On 27 November 2019, the U.S.-Spanish Tax Treaty, which dates back to 1990, will be significantly amended by the entry into force of a new Protocol. In most cases, the Protocol eliminates taxation at source, creating significant savings and consequently facilitating the direct investment between the two contracting States. 

  1. On dividends, a 0% withholding tax rate will apply to corporate shareholders controlling 80% of the voting stock of the subsidiary and certain conditions are met (a 5% rate applies for holdings of at least 10%).
  2. Interest and royalty payments will no longer be subject to withholding taxes (limited exceptions apply in connection with certain U.S.-source interest).
  3. Capital gains will only be taxed at source on the disposal of real estate and real-estate holding companies (subject to certain conditions).

The Protocol also reinforces the technical mechanisms to avoid double taxation through Mutual Agreement Procedures (“MAPs”) and provides for arbitration to resolve disputes. The Treaty’s exchange-of-information article is updated to current standards.

Also of interest is the new wording of the Limitation of Benefits (the “LoB”) article, which is highly detailed and includes favorable exceptions such as the “headquarters company”, along with the regulation of fiscally transparent entities and funds. The application of the LoB article must be carefully analyzed by U.S. investors holding Spanish investments.

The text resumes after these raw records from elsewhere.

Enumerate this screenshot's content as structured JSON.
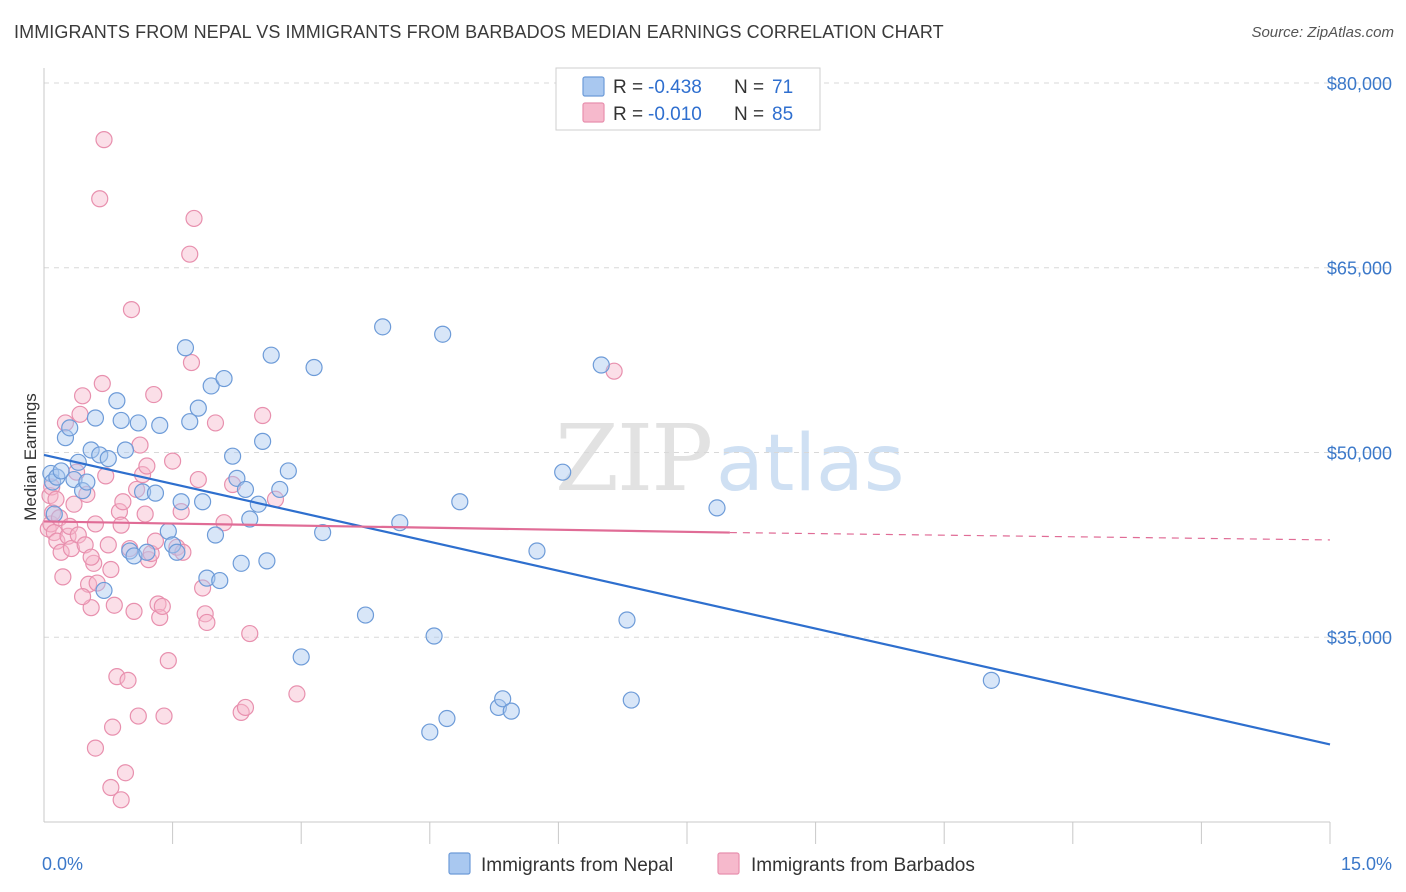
{
  "header": {
    "title": "IMMIGRANTS FROM NEPAL VS IMMIGRANTS FROM BARBADOS MEDIAN EARNINGS CORRELATION CHART",
    "source": "Source: ZipAtlas.com"
  },
  "watermark": {
    "zip": "ZIP",
    "atlas": "atlas"
  },
  "colors": {
    "nepal_fill": "#a9c8f0",
    "nepal_stroke": "#6d9bd8",
    "nepal_line": "#2e6fce",
    "barbados_fill": "#f6b9cc",
    "barbados_stroke": "#e890ae",
    "barbados_line": "#e06c96",
    "grid": "#d8d8d8",
    "axis_text": "#3b78c9"
  },
  "legend": {
    "r_label": "R =",
    "n_label": "N =",
    "items": [
      {
        "series": "nepal",
        "r": "-0.438",
        "n": "71"
      },
      {
        "series": "barbados",
        "r": "-0.010",
        "n": "85"
      }
    ]
  },
  "chart_data": {
    "type": "scatter",
    "title": "IMMIGRANTS FROM NEPAL VS IMMIGRANTS FROM BARBADOS MEDIAN EARNINGS CORRELATION CHART",
    "xlabel": "",
    "ylabel": "Median Earnings",
    "xlim": [
      0,
      15
    ],
    "ylim": [
      20000,
      83000
    ],
    "x_tick_labels": {
      "min": "0.0%",
      "max": "15.0%"
    },
    "y_ticks": [
      {
        "value": 80000,
        "label": "$80,000"
      },
      {
        "value": 65000,
        "label": "$65,000"
      },
      {
        "value": 50000,
        "label": "$50,000"
      },
      {
        "value": 35000,
        "label": "$35,000"
      }
    ],
    "series": [
      {
        "name": "Immigrants from Nepal",
        "key": "nepal",
        "trend": {
          "x0": 0.0,
          "y0": 49800,
          "x1": 15.0,
          "y1": 26300
        },
        "points": [
          [
            0.08,
            48300
          ],
          [
            0.1,
            47600
          ],
          [
            0.12,
            45000
          ],
          [
            0.15,
            48000
          ],
          [
            0.2,
            48500
          ],
          [
            0.25,
            51200
          ],
          [
            0.3,
            52000
          ],
          [
            0.35,
            47800
          ],
          [
            0.4,
            49200
          ],
          [
            0.45,
            46900
          ],
          [
            0.5,
            47600
          ],
          [
            0.55,
            50200
          ],
          [
            0.6,
            52800
          ],
          [
            0.65,
            49800
          ],
          [
            0.7,
            38800
          ],
          [
            0.75,
            49500
          ],
          [
            0.85,
            54200
          ],
          [
            0.9,
            52600
          ],
          [
            0.95,
            50200
          ],
          [
            1.0,
            42000
          ],
          [
            1.05,
            41600
          ],
          [
            1.1,
            52400
          ],
          [
            1.15,
            46800
          ],
          [
            1.2,
            41900
          ],
          [
            1.3,
            46700
          ],
          [
            1.35,
            52200
          ],
          [
            1.45,
            43600
          ],
          [
            1.5,
            42500
          ],
          [
            1.55,
            41900
          ],
          [
            1.6,
            46000
          ],
          [
            1.65,
            58500
          ],
          [
            1.7,
            52500
          ],
          [
            1.8,
            53600
          ],
          [
            1.85,
            46000
          ],
          [
            1.9,
            39800
          ],
          [
            1.95,
            55400
          ],
          [
            2.0,
            43300
          ],
          [
            2.05,
            39600
          ],
          [
            2.1,
            56000
          ],
          [
            2.2,
            49700
          ],
          [
            2.25,
            47900
          ],
          [
            2.3,
            41000
          ],
          [
            2.35,
            47000
          ],
          [
            2.4,
            44600
          ],
          [
            2.5,
            45800
          ],
          [
            2.55,
            50900
          ],
          [
            2.6,
            41200
          ],
          [
            2.65,
            57900
          ],
          [
            2.75,
            47000
          ],
          [
            2.85,
            48500
          ],
          [
            3.0,
            33400
          ],
          [
            3.15,
            56900
          ],
          [
            3.25,
            43500
          ],
          [
            3.75,
            36800
          ],
          [
            3.95,
            60200
          ],
          [
            4.15,
            44300
          ],
          [
            4.5,
            27300
          ],
          [
            4.55,
            35100
          ],
          [
            4.65,
            59600
          ],
          [
            4.7,
            28400
          ],
          [
            4.85,
            46000
          ],
          [
            5.3,
            29300
          ],
          [
            5.35,
            30000
          ],
          [
            5.45,
            29000
          ],
          [
            5.75,
            42000
          ],
          [
            6.05,
            48400
          ],
          [
            6.5,
            57100
          ],
          [
            6.8,
            36400
          ],
          [
            6.85,
            29900
          ],
          [
            7.85,
            45500
          ],
          [
            11.05,
            31500
          ]
        ]
      },
      {
        "name": "Immigrants from Barbados",
        "key": "barbados",
        "trend": {
          "x0": 0.0,
          "y0": 44400,
          "x1": 8.0,
          "y1": 43500
        },
        "trend_dashed": {
          "x0": 8.0,
          "y0": 43500,
          "x1": 15.0,
          "y1": 42900
        },
        "points": [
          [
            0.05,
            43800
          ],
          [
            0.07,
            46500
          ],
          [
            0.08,
            44200
          ],
          [
            0.09,
            47200
          ],
          [
            0.1,
            45100
          ],
          [
            0.12,
            43500
          ],
          [
            0.14,
            46200
          ],
          [
            0.15,
            42800
          ],
          [
            0.18,
            44700
          ],
          [
            0.2,
            41900
          ],
          [
            0.22,
            39900
          ],
          [
            0.25,
            52400
          ],
          [
            0.28,
            43200
          ],
          [
            0.3,
            44000
          ],
          [
            0.32,
            42200
          ],
          [
            0.35,
            45800
          ],
          [
            0.38,
            48400
          ],
          [
            0.4,
            43300
          ],
          [
            0.42,
            53100
          ],
          [
            0.45,
            54600
          ],
          [
            0.48,
            42500
          ],
          [
            0.5,
            46600
          ],
          [
            0.52,
            39300
          ],
          [
            0.55,
            37400
          ],
          [
            0.58,
            41000
          ],
          [
            0.6,
            44200
          ],
          [
            0.62,
            39400
          ],
          [
            0.65,
            70600
          ],
          [
            0.68,
            55600
          ],
          [
            0.7,
            75400
          ],
          [
            0.72,
            48100
          ],
          [
            0.75,
            42500
          ],
          [
            0.78,
            40500
          ],
          [
            0.8,
            27700
          ],
          [
            0.82,
            37600
          ],
          [
            0.85,
            31800
          ],
          [
            0.88,
            45200
          ],
          [
            0.9,
            44100
          ],
          [
            0.92,
            46000
          ],
          [
            0.95,
            24000
          ],
          [
            0.98,
            31500
          ],
          [
            1.0,
            42200
          ],
          [
            1.02,
            61600
          ],
          [
            1.05,
            37100
          ],
          [
            1.08,
            47000
          ],
          [
            1.1,
            28600
          ],
          [
            1.12,
            50600
          ],
          [
            1.15,
            48200
          ],
          [
            1.18,
            45000
          ],
          [
            1.2,
            48900
          ],
          [
            1.22,
            41300
          ],
          [
            1.25,
            41800
          ],
          [
            1.28,
            54700
          ],
          [
            1.3,
            42800
          ],
          [
            1.33,
            37700
          ],
          [
            1.35,
            36600
          ],
          [
            1.38,
            37500
          ],
          [
            1.4,
            28600
          ],
          [
            1.45,
            33100
          ],
          [
            1.5,
            49300
          ],
          [
            1.55,
            42300
          ],
          [
            1.6,
            45200
          ],
          [
            1.62,
            41900
          ],
          [
            1.7,
            66100
          ],
          [
            1.72,
            57300
          ],
          [
            1.75,
            69000
          ],
          [
            1.8,
            47800
          ],
          [
            1.85,
            39000
          ],
          [
            1.88,
            36900
          ],
          [
            1.9,
            36200
          ],
          [
            2.0,
            52400
          ],
          [
            2.1,
            44300
          ],
          [
            2.2,
            47400
          ],
          [
            2.3,
            28900
          ],
          [
            2.35,
            29300
          ],
          [
            2.4,
            35300
          ],
          [
            2.55,
            53000
          ],
          [
            2.7,
            46200
          ],
          [
            2.95,
            30400
          ],
          [
            0.55,
            41500
          ],
          [
            0.45,
            38300
          ],
          [
            0.6,
            26000
          ],
          [
            0.78,
            22800
          ],
          [
            0.9,
            21800
          ],
          [
            6.65,
            56600
          ]
        ]
      }
    ]
  },
  "bottom_legend": {
    "items": [
      {
        "series": "nepal",
        "label": "Immigrants from Nepal"
      },
      {
        "series": "barbados",
        "label": "Immigrants from Barbados"
      }
    ]
  }
}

Finally, the Protocol and MoU slightly amend the 2006 Competent Authority Agreement entered into between the U.S. and Spain on the tax treatment of LLCs, partnerships, and disregarded entities. Income obtained through fiscally transparent entities will benefit from the provisions of the Treaty and the Protocol, provided that (i) the income is allocated to a resident (as defined in the Treaty) for the purposes of its taxation in accordance with domestic provisions; (ii) the LoB exclusions do not apply; and (iii) the fiscally transparent entity is organized under the laws of the U.S. or Spain, or those of a State that has entered into an agreement for the exchange of tax information with the specific country. 

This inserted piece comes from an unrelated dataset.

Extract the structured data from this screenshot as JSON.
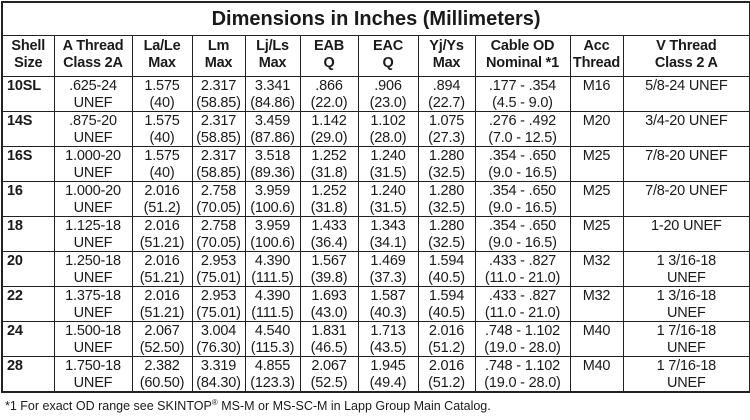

It should be noted that the 2006 Competent Authority Agreement did not include the restriction included in point (iii) above; as such, careful analysis should be undertaken with respect to existing structures that include the use of fiscally transparent entities holding Spanish investments when such entities are organized in jurisdictions such as, for example, the Cayman Islands or Bermuda, tax-haven territories for Spanish tax purposes.